During the summer of 2015 before my sophomore year of college, I realized I had a problem. I could have been interning at a big company or perhaps exploring foreign cities like many of my peers. Instead I was back at the part-time job I’d snagged in high school. And the worst part was that I was the only employee there who had not gotten a raise in the year and a half I’d worked there.
Why should I get an internship, though? I probably wasn’t qualified anyway. And why did I deserve to ask for a raise when I only worked during summer and winter breaks? There was a pattern in my thinking: I didn’t feel qualified to move forward. I felt I didn’t deserve to move forward. I felt that the strengths and experiences I’d outlined in my resume weren’t “real”; I felt that I was faking it, and that if I had landed a professional internship, they would have quickly realized I wasn’t ready for the tasks at hands.
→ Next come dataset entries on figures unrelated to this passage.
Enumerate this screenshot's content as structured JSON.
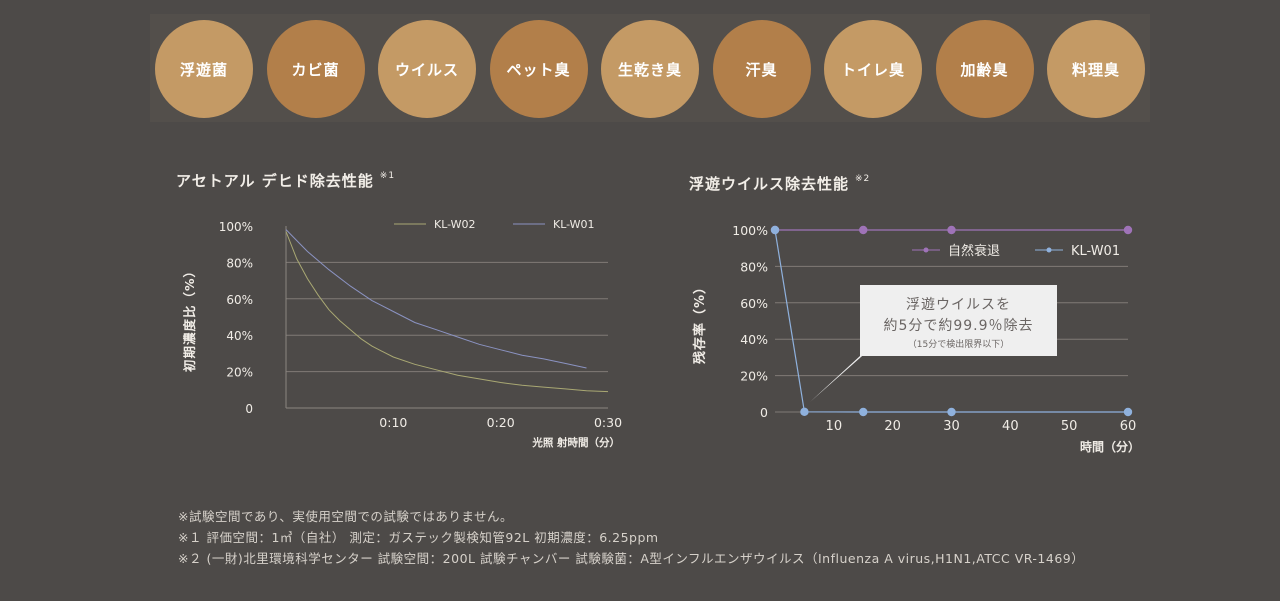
{
  "badges": [
    {
      "label": "浮遊菌",
      "color": "#c49a65"
    },
    {
      "label": "カビ菌",
      "color": "#b27f4a"
    },
    {
      "label": "ウイルス",
      "color": "#c49a65"
    },
    {
      "label": "ペット臭",
      "color": "#b27f4a"
    },
    {
      "label": "生乾き臭",
      "color": "#c49a65"
    },
    {
      "label": "汗臭",
      "color": "#b27f4a"
    },
    {
      "label": "トイレ臭",
      "color": "#c49a65"
    },
    {
      "label": "加齢臭",
      "color": "#b27f4a"
    },
    {
      "label": "料理臭",
      "color": "#c49a65"
    }
  ],
  "chart_data": [
    {
      "type": "line",
      "title": "アセトアル デヒド除去性能",
      "title_note": "※1",
      "xlabel": "光照 射時間（分）",
      "ylabel": "初期濃度比（%）",
      "x_ticks": [
        "0:10",
        "0:20",
        "0:30"
      ],
      "y_ticks": [
        "0",
        "20%",
        "40%",
        "60%",
        "80%",
        "100%"
      ],
      "xlim": [
        0,
        30
      ],
      "ylim": [
        0,
        100
      ],
      "grid": true,
      "legend_position": "top-right",
      "series": [
        {
          "name": "KL-W02",
          "color": "#a9a873",
          "x": [
            0,
            1,
            2,
            3,
            4,
            5,
            6,
            7,
            8,
            9,
            10,
            12,
            14,
            16,
            18,
            20,
            22,
            24,
            26,
            28,
            30
          ],
          "y": [
            97,
            82,
            71,
            62,
            54,
            48,
            43,
            38,
            34,
            31,
            28,
            24,
            21,
            18,
            16,
            14,
            12.5,
            11.5,
            10.5,
            9.5,
            9
          ]
        },
        {
          "name": "KL-W01",
          "color": "#8b93c2",
          "x": [
            0,
            2,
            4,
            6,
            8,
            10,
            12,
            14,
            16,
            18,
            20,
            22,
            24,
            26,
            28
          ],
          "y": [
            98,
            86,
            76,
            67,
            59,
            53,
            47,
            43,
            39,
            35,
            32,
            29,
            27,
            24.5,
            22
          ]
        }
      ]
    },
    {
      "type": "line",
      "title": "浮遊ウイルス除去性能",
      "title_note": "※2",
      "xlabel": "時間（分）",
      "ylabel": "残存率（%）",
      "x_ticks": [
        "10",
        "20",
        "30",
        "40",
        "50",
        "60"
      ],
      "y_ticks": [
        "0",
        "20%",
        "40%",
        "60%",
        "80%",
        "100%"
      ],
      "xlim": [
        0,
        60
      ],
      "ylim": [
        0,
        100
      ],
      "grid": true,
      "legend_position": "top-right",
      "series": [
        {
          "name": "自然衰退",
          "color": "#9f73b8",
          "x": [
            0,
            15,
            30,
            60
          ],
          "y": [
            100,
            100,
            100,
            100
          ]
        },
        {
          "name": "KL-W01",
          "color": "#8fb1dd",
          "x": [
            0,
            5,
            15,
            30,
            60
          ],
          "y": [
            100,
            0.1,
            0,
            0,
            0
          ]
        }
      ],
      "annotation": {
        "line1": "浮遊ウイルスを",
        "line2": "約5分で約99.9％除去",
        "line3": "（15分で検出限界以下）"
      }
    }
  ],
  "notes": [
    "※試験空間であり、実使用空間での試験ではありません。",
    "※１ 評価空間：1㎥（自社） 測定：ガステック製検知管92L 初期濃度：6.25ppm",
    "※２ (一財)北里環境科学センター 試験空間：200L 試験チャンバー 試験験菌：A型インフルエンザウイルス（Influenza A virus,H1N1,ATCC VR-1469）"
  ]
}
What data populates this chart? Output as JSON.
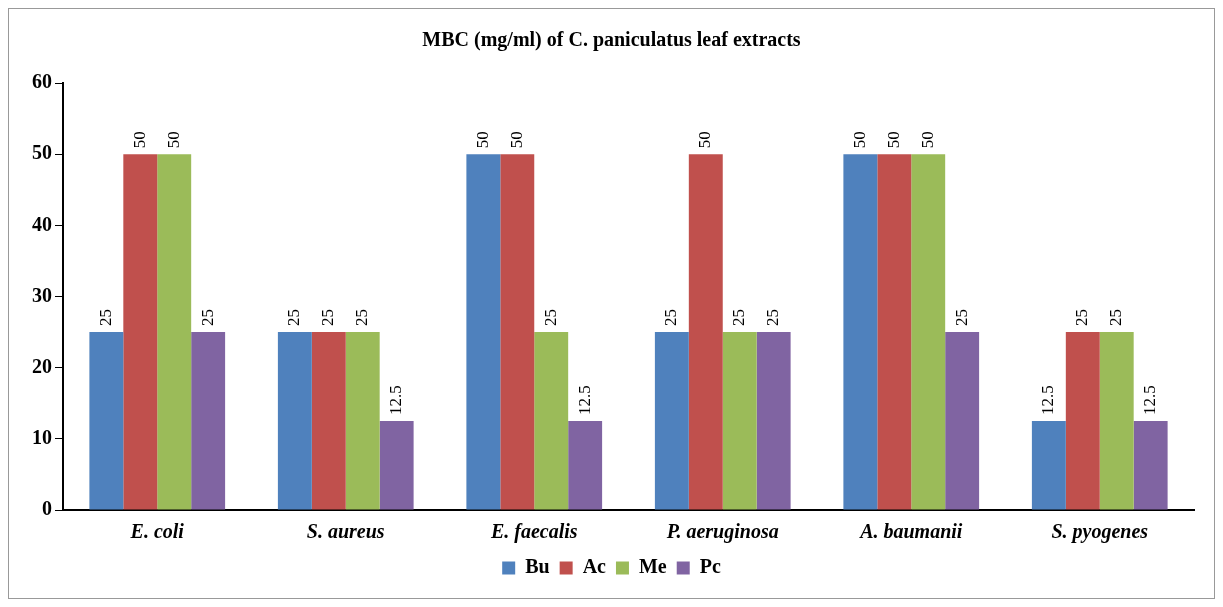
{
  "chart_data": {
    "type": "bar",
    "title": "MBC (mg/ml) of C. paniculatus leaf extracts",
    "categories": [
      "E. coli",
      "S. aureus",
      "E. faecalis",
      "P. aeruginosa",
      "A. baumanii",
      "S. pyogenes"
    ],
    "series": [
      {
        "name": "Bu",
        "color": "#4f81bd",
        "values": [
          25,
          25,
          50,
          25,
          50,
          12.5
        ]
      },
      {
        "name": "Ac",
        "color": "#c0504d",
        "values": [
          50,
          25,
          50,
          50,
          50,
          25
        ]
      },
      {
        "name": "Me",
        "color": "#9bbb59",
        "values": [
          50,
          25,
          25,
          25,
          50,
          25
        ]
      },
      {
        "name": "Pc",
        "color": "#8064a2",
        "values": [
          25,
          12.5,
          12.5,
          25,
          25,
          12.5
        ]
      }
    ],
    "ylim": [
      0,
      60
    ],
    "yticks": [
      0,
      10,
      20,
      30,
      40,
      50,
      60
    ],
    "grid": false,
    "legend": "bottom",
    "data_labels": true
  }
}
I later learned that I wasn't alone in experiencing these feelings. In the fall, my mom sent me an email with a link to an article about a thing called “Imposter Syndrome” and suggested I check it out. “Impostor syndrome is feeling like you don’t deserve something that you actually earned, even if other people or facts show that you do deserve it,” the article read. It’s the phenomenon that, despite a resume filled with qualifications, top-notch interview skills, and a detailed LinkedIn page, your doubts are greater than your confidence.
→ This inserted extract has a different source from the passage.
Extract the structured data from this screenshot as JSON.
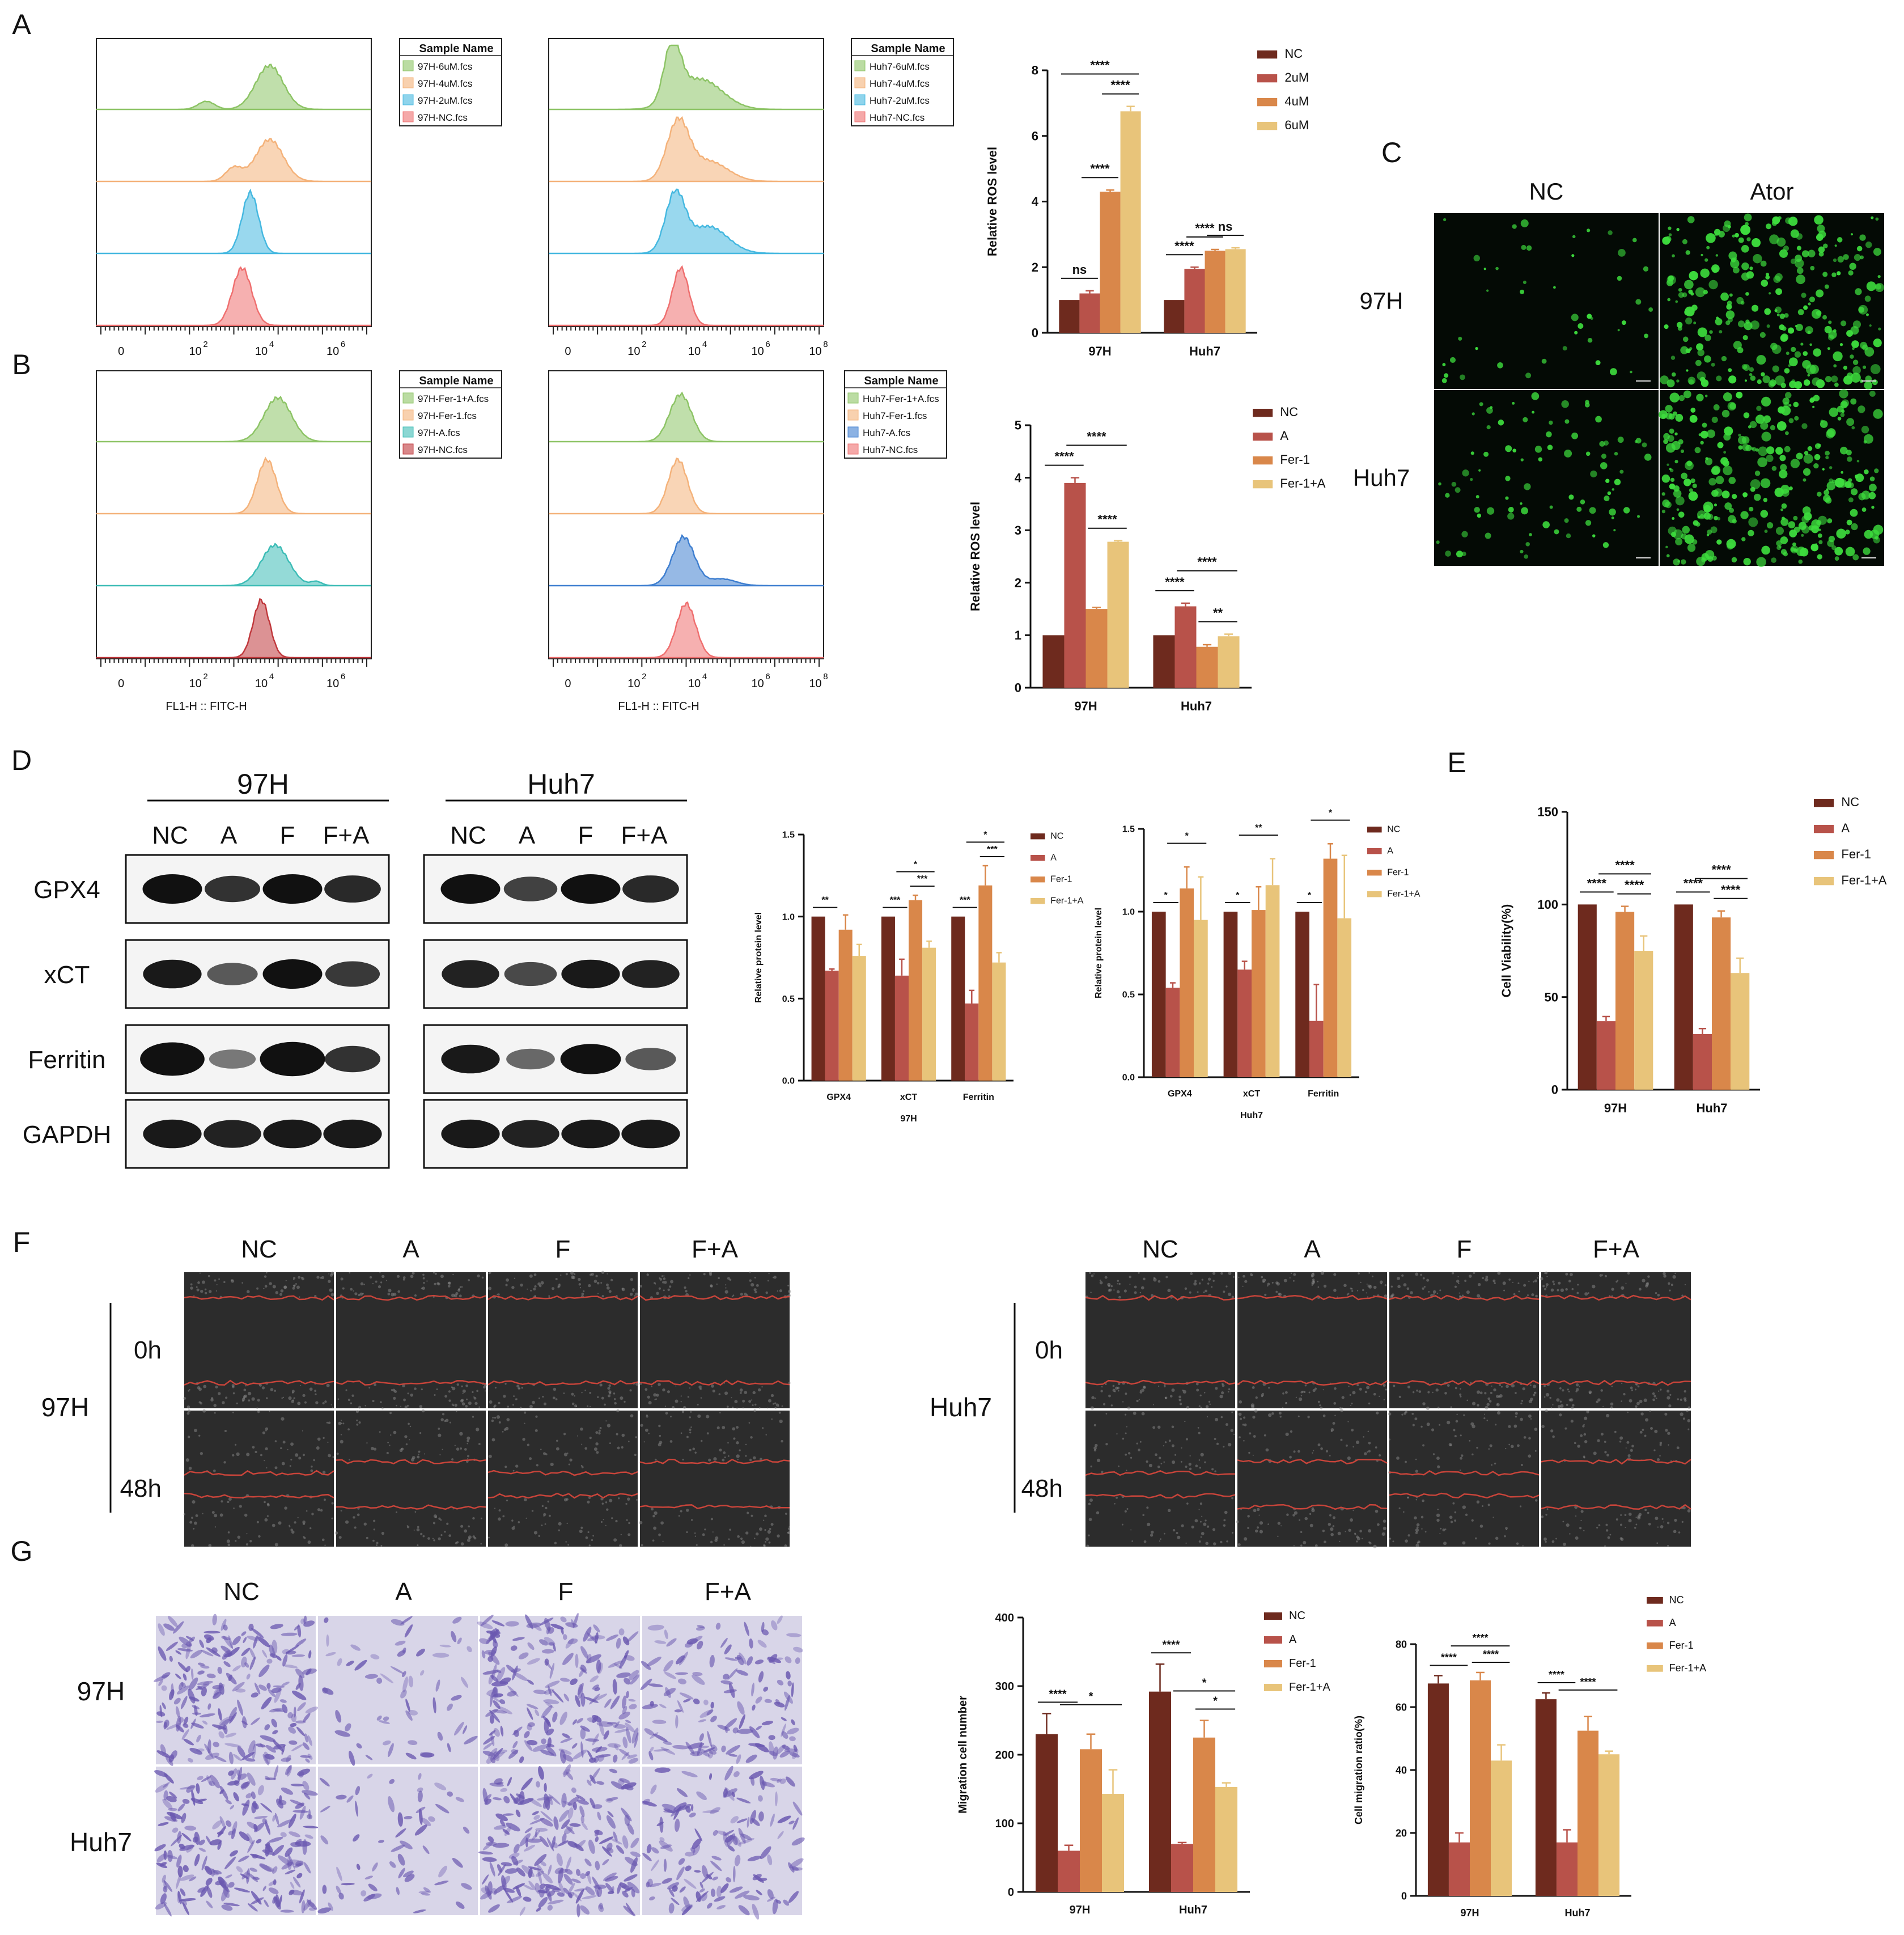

Imposter Syndrome is irrational. The mind tricks a person into thinking he or she doesn’t deserve to take the next step: a promotion, new job, internship, etc. It’s the idea that a person’s past successes happened by chance rather than as the result of hard work, talent, and skill. Essentially it’s the root of our tendency to undermine our achievements by basing them on timing or luck.
It turns out that Imposter Syndrome is common. According to a report in the International Journal of Behavioral Science, 70 percent of millennials have experienced it. Perhaps this is because we can compare ourselves to others more than ever. We see what others post on Facebook, Twitter, and Instagram, and it can be impossible not to compare our achievements to theirs. And as we all know by now, the versions of ourselves we advertise on social media are the best versions not the unfiltered interiors.
No one is immune to Imposter Syndrome. Even Maya Angelou once said, “I have written eleven books, but each time I think, uh oh, they’re going to find out now. I’ve run a game on everybody, and they’re going to find me out.” That’s right, world-renowned poet, author, and civil rights activist Maya Angelou experienced Imposter Syndrome.
So own your resume. Embrace your experiences, strengths, and talents as your own. You are more than qualified for the internship, promotion, scholarship, new career, or whatever your next step may be. You don't have the same skillset as the person next to you, but your strengths are unique and your own. As long as we let our self-doubt control us, we prevent ourselves from moving forward. And remember: The person interviewing you in a big, fancy office could have once felt as unsure as you do. One day, the person with the big, fancy office could be you.